The reason they are separate is that only the most outrageous legal assertions will bring sanctions against lawyers or clients when what they are doing is frivolous. If there is even a long-shot argument to support the case, they won't get in trouble for seemingly bogus cases. Thus, its not the actual law that one needs to worry about in a situation as described, but the expense, and hassle factor. Its a cost-benefit analysis for any business to make, since those with the deepest pockets have the greatest ability to use lawyers as battering rams, even if the cause is questionable.
That said, the law of trademark is not a yes-no proposition. The reason is that trademarks are actually supposed to a consumer protection measure. While businesses can use them to protect their own turf, the policy underlying trademark is to prevent consumer confusion -- that is stop consumer from being duped into buying one thing, thinking it originate from a particular source, when it actually comes from another source.
Trademarks can take many forms. Even colors can become a trademark over time -- if consumers associate a certain color scheme strongly with a certain business. That's why in one famous case, a maker of pressing pads gained a trademark in that industry for the color green -- as its high quality pads were always colored green. It took years, but eventually, it was able to get a court order to stop others from selling green pressing pads.

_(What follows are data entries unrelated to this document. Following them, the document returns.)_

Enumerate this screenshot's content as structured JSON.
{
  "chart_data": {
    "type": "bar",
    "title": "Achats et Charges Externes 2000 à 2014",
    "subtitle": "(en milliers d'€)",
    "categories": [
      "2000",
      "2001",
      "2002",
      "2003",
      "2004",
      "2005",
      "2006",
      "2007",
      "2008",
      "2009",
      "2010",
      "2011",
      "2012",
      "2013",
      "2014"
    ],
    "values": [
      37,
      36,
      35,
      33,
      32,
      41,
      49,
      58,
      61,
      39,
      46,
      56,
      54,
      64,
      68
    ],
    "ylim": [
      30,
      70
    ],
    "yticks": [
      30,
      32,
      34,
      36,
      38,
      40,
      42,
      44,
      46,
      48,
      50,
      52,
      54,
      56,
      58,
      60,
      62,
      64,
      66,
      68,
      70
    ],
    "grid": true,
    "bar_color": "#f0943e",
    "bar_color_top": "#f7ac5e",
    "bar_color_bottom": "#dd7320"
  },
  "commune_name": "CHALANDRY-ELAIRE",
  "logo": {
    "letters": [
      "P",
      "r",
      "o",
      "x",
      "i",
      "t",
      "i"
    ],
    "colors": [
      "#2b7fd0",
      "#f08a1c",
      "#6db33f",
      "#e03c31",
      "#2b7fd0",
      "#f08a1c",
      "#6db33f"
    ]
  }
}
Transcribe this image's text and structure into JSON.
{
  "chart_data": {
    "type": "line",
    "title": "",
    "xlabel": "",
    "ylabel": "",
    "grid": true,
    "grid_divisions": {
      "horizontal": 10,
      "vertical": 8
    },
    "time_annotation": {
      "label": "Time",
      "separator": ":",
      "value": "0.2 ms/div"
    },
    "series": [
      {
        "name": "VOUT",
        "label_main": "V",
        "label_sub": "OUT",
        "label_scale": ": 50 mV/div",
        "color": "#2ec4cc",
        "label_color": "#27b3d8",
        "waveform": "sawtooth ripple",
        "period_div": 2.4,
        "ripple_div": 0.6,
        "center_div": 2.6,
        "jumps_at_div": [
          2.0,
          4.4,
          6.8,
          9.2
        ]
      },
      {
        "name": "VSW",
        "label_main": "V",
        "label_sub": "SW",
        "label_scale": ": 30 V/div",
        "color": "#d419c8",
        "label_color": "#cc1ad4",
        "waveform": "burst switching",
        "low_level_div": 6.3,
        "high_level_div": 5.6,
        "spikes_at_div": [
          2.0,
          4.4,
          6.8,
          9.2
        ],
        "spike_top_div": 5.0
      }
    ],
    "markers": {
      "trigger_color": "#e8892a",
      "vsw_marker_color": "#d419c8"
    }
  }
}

I think you can see how this should figure into any choices made as to the gear sold. Even if a business has never pursued a color-scheme case before, there is always a risk, if the colors are so deeply entrenched in the market, that the company may do so later.
But generally, the more similar something is, the more likely it is to violate a trademark. Golden Arches on a competing hamburger restaurant would almost certainly be trademark infringement that MacDonald's could win. Double arches in another color are not as clearly violative, but probably are. A single arch in a different shape may not violate a trademark -- but its not a sure thing. There'd be court evidence -- often polling data from consumers.
The other thing that can protect is if something is "generic." Thus, there's a court-supported trademark for a product called Chik-Fry, not for one Called Fish-Fry. Why? Because Fish Fry is a generic name for a fried fish dinner.
What some merchants might do is actually contact the licensing office of the sports league or team. Ask if they have any guidelines for avoiding trademark infringement. In some cases, they may be willing to either review a product (as a matter of good will), or accept a small licensing fee.
Ultimately, this comes down to a business decision. Is the profit worth the potential risk of legal action (regardless of how far fetched). The cost of lawyers and the time it takes to defend one's self can be problematic -- and aggressive trademark lawyers know this, and use it for the client's.
I wish you every success with your business!
There is no way to predict what the game plan is. A cease and desist can sometimes end there is the issuer of the letter feels there is compliance and is not interested in more. But that's a choice the issuer makes. The law is such that infringement is actionable even without a warning or cease and desist letter. So in a legal sense, anything is possible.